Rocco Gagliese Productions v. R. – TCC: Amounts paid to composer’s company by Society of Composers, Authors and Music Publishers of Canada (SOCAN) were active business income

Rocco Gagliese Productions v. R. – TCC:  Amounts paid to composer’s company by Society of Composers, Authors and Music Publishers of Canada (SOCAN) were active business income

Rocco Gagliese Productions Inc. v. The Queen (July 10, 2018 – 2018 TCC 136, D’Arcy J.).

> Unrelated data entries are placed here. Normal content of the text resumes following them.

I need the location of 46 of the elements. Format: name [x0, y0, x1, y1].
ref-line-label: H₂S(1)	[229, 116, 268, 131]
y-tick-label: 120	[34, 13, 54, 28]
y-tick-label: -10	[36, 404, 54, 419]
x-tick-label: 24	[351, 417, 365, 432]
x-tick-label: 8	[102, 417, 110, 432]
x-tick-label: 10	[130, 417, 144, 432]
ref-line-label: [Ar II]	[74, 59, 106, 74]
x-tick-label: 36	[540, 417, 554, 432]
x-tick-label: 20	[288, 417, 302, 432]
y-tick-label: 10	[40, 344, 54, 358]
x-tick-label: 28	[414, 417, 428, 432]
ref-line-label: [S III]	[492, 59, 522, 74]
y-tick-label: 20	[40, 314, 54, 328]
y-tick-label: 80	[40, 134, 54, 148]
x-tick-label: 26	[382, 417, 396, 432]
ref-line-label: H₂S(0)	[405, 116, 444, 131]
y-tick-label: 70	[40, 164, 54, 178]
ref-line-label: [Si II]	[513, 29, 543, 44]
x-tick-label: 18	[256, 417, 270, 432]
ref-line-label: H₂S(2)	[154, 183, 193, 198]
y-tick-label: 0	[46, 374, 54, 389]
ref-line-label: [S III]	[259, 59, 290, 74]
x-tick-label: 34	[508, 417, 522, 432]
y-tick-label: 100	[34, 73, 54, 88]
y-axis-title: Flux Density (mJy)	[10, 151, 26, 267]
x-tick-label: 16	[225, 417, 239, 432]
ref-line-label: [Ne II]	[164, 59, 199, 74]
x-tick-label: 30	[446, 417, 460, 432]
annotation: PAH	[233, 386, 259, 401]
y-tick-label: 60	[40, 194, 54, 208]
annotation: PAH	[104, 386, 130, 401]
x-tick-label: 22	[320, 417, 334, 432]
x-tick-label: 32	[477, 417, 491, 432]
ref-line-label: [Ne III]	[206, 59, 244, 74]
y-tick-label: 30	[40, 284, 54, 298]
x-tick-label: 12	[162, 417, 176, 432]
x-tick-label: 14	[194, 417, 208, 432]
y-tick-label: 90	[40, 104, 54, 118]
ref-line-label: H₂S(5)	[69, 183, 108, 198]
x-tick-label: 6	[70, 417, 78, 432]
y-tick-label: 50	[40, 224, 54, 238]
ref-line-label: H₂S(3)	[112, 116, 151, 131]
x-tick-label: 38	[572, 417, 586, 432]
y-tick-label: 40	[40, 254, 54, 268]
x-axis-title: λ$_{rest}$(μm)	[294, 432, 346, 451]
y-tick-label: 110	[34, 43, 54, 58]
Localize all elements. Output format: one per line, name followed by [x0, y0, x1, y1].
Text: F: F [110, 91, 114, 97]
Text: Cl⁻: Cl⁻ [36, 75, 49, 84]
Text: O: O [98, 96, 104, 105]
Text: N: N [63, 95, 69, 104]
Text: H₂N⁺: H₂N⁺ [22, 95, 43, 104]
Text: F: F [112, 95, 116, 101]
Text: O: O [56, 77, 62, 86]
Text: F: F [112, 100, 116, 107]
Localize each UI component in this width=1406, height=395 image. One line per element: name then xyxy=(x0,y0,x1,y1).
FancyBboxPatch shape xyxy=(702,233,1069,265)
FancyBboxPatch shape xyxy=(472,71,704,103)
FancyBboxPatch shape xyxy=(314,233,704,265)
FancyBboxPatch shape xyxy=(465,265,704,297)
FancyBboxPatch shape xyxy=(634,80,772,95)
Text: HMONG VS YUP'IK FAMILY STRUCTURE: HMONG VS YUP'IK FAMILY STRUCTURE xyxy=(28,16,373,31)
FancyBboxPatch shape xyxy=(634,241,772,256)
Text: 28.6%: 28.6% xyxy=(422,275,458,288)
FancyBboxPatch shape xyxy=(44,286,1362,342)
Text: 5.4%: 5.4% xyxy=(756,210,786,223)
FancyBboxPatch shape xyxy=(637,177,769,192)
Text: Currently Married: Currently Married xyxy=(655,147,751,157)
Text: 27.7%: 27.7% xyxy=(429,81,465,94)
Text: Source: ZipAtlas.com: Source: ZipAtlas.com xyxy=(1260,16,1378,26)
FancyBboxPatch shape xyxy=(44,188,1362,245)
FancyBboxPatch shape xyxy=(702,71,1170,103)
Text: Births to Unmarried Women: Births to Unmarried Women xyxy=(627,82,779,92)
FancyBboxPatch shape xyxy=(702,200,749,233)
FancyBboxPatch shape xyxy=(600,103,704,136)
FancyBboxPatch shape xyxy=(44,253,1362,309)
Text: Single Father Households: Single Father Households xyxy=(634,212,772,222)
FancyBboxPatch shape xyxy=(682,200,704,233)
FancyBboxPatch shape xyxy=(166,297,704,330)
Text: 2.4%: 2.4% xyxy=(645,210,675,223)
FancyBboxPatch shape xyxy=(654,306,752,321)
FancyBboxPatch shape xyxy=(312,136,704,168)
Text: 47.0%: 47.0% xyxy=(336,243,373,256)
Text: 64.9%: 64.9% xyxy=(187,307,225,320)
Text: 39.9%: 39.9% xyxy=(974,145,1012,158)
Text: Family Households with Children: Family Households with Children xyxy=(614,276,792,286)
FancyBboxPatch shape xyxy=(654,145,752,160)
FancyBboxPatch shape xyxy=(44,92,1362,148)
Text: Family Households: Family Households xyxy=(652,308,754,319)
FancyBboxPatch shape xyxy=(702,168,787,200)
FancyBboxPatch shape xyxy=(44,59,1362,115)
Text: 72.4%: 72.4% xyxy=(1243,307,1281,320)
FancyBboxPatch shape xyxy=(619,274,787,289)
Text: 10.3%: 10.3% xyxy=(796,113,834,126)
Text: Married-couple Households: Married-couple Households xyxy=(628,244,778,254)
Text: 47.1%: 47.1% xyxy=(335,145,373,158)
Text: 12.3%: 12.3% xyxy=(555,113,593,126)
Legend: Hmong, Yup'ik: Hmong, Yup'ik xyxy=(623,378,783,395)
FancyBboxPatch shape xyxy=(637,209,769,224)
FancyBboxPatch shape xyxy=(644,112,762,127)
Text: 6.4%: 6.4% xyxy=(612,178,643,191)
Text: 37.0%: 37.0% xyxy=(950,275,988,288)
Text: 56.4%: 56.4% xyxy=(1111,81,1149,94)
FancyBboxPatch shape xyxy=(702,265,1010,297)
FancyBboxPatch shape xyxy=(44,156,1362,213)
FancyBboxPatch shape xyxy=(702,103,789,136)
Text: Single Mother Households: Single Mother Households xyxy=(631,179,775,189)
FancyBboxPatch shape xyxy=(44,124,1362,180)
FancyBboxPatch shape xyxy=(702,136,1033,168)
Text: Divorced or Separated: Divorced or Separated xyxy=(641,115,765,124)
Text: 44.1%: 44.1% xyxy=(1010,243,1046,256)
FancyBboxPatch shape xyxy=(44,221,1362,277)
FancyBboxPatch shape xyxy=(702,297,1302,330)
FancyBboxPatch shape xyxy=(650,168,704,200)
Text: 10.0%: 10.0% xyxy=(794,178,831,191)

Précis:   Rocco Gagliese is a composer and a Writer Member of SOCAN.  He carries on his business through a corporation (RGP).  Under the rules of SOCAN almost all of the corporate revenue took the form of transfers from SOCAN.  CRA reassessed to deny RGP the small business deduction on the basis that the payments from SOCAN were not “active business income”.  RGP appealed to the Tax Court which allowed its appeal with costs on the basis that the amounts paid to RGP by SOCAN were income from an active business carried on in Canada.

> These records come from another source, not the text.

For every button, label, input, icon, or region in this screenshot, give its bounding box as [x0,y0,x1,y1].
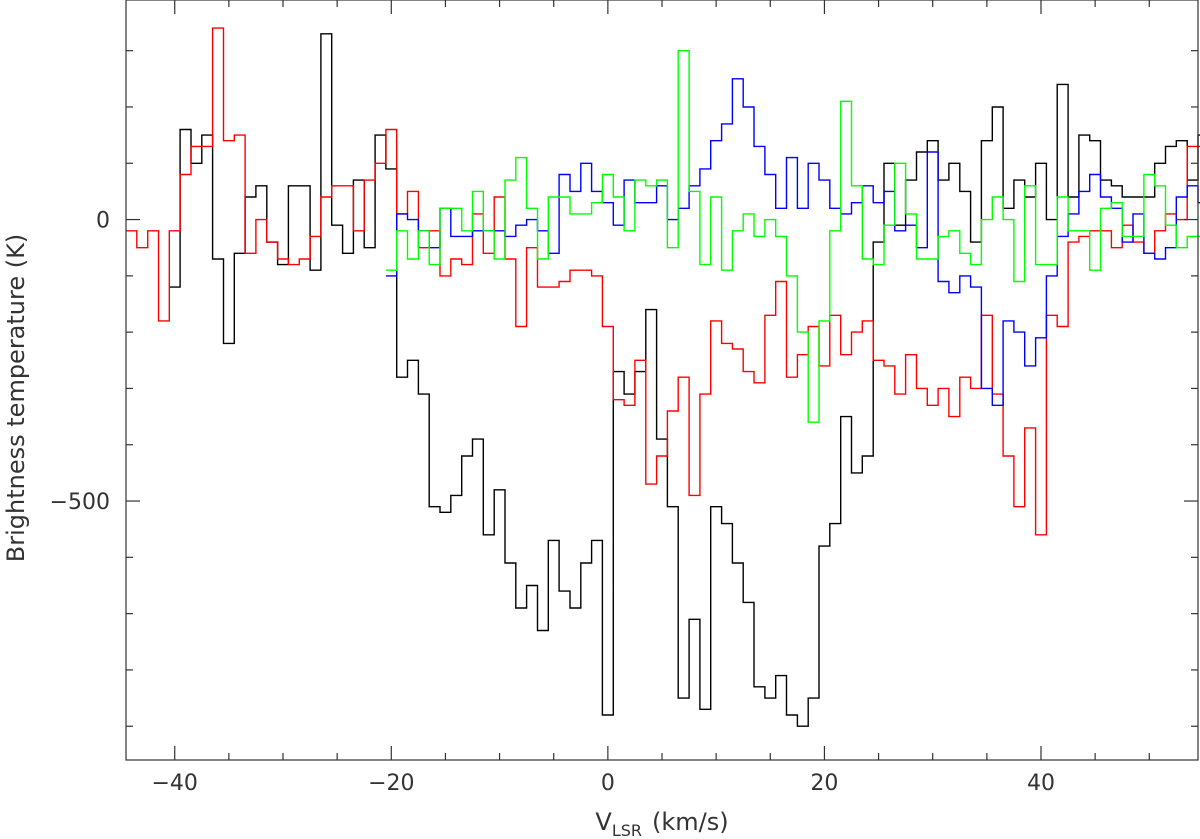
y-axis-label: Brightness temperature (K) [2,234,30,562]
x-axis-label-main: V [595,808,612,836]
ticks-layer [126,0,1198,760]
x-tick-label: 0 [601,771,615,796]
series-layer [126,27,1200,727]
x-tick-label: 40 [1027,771,1055,796]
x-axis-label-sub: LSR [612,821,642,839]
y-tick-label: 0 [96,209,110,234]
series-line-2 [385,78,1200,406]
x-axis-label: VLSR (km/s) [595,808,728,839]
x-tick-label: 20 [810,771,838,796]
y-tick-label: −500 [50,490,110,515]
plot-frame [125,0,1199,761]
series-line-1 [126,27,1200,536]
x-tick-label: −40 [152,771,198,796]
x-axis-label-unit: (km/s) [652,808,729,836]
series-line-0 [169,33,1200,727]
x-tick-label: −20 [368,771,414,796]
series-line-3 [385,50,1200,423]
tick-labels: −40 −20 0 20 40 0 −500 [50,209,1055,796]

Decision:   Mr. Gagliese was a “Writer Member” of SOCAN.  Thus the income of RGP was subject to strict rules set down by SOCAN:

[13]  SOCAN requires data in order to make payments to its Writer Members and Publisher Members. SOCAN determines the amount of money to pay its members in respect of music used on broadcast television as follows:

- SOCAN receives in respect of each performance of a music track (also referred to as a cue) on a television show that aired on public television sufficient data to allow it to match the performance to the holders of the rights in respect of the music. The data is provided on what are referred to as cue sheets.

- SOCAN then employs a formula developed by its board to calculate individual royalties. The formula incorporates usage (whether the track was theme music, feature music or a track otherwise used in the television program) and the duration of the track on the specific television show. SOCAN applies the formula to the total amount of licensing fees it has received in respect of television.

[14]  The Court was provided with a copy of SOCAN’s distribution rules.  Rule 3.01 of the distribution rules provides for the pooling of the television licensing fees as follows: “All revenue from broadcast television licence fees and broadcast television retransmission royalties, less net overhead, shall be pooled for the purposes of the television distribution.”

[15]  Exhibit A-24 is an example of a cue sheet. The cue sheet contains the name of the television production, the actual episode in which the music track was used, the year the episode aired, the performance duration, a list of the music used in the episode, a list of the composers who may have scored the music for the show and the usage of the music. Ms. Williams noted that either the Writer Member or the television production company prepares the cue sheet. It is used to determine if the music was specifically composed for a television production.

[16]  Rule 19.02.02 of SOCAN’s distribution rules provides in part: “Distribution cheques on account of performing right royalties credited to a writer member may, on that writer member’s written direction, be made payable to an incorporated entity . . . the shares of which are entirely owned and controlled by that writer member. . ..”

[17]  Thus, while a Writer Member must be an individual, the member may assign any royalties payable to him or her to a corporation, provided the member is the sole owner of the corporation and controls the corporation.

[18]  On October 10, 2007, Mr. Gagliese executed a direction to SOCAN to make all future royalty distribution cheques payable to the Appellant. He warranted and represented that he had assigned to the Appellant the right to receive distribution cheques on account of performing rights royalties ordinarily payable to him as a Writer Member of SOCAN.

[Footnotes omitted]

On the evidence the Court held that RGP’s income was income from an active business:

[55]  The evidence before me is that the principal activity of the Appellant was the writing and recording of music for specific television episodes. This was its primary source of revenue.

[56]  In light of this evidence, it is my view that the principal purpose of the Appellant was to earn income from the writing and recording activities of its primary asset, Mr. Gagliese, who was its only employee. Further, the vast majority of this income arose from the daily activities of Mr. Gagliese, as an employee of the Appellant, in procuring clients, writing the numerous tracks/cues for specific television episodes and the subsequent recording of such tracks. This required a significant amount of daily activity, which is evidenced by the fact that Mr. Gagliese wrote and recorded at least 6,000 new music tracks for specific television episodes during the relevant period. I accept his testimony that each of these tracks was used in a new episode of a television show that aired on a specific date.

[57]  For example, the CBC retained the Appellant to write for a specific showing of its nightly The National newscast, specific music tied to the news for that specific day.

[58]  The Appellant received very little revenue from so-called residuals, that is, from tracks that were heard in reruns of television episodes.

[59]  It was not the principal purpose of the Appellant’s business to earn income from property. The principal purpose of the Appellant’s business was to earn income from Mr. Gagliese’s daily activities of originating and recording music tracks for individual television episodes. As Mr. Gagliese testified, if you take away his daily writing activities, the Appellant earned little or no income.

Thus the appeal was allowed with costs.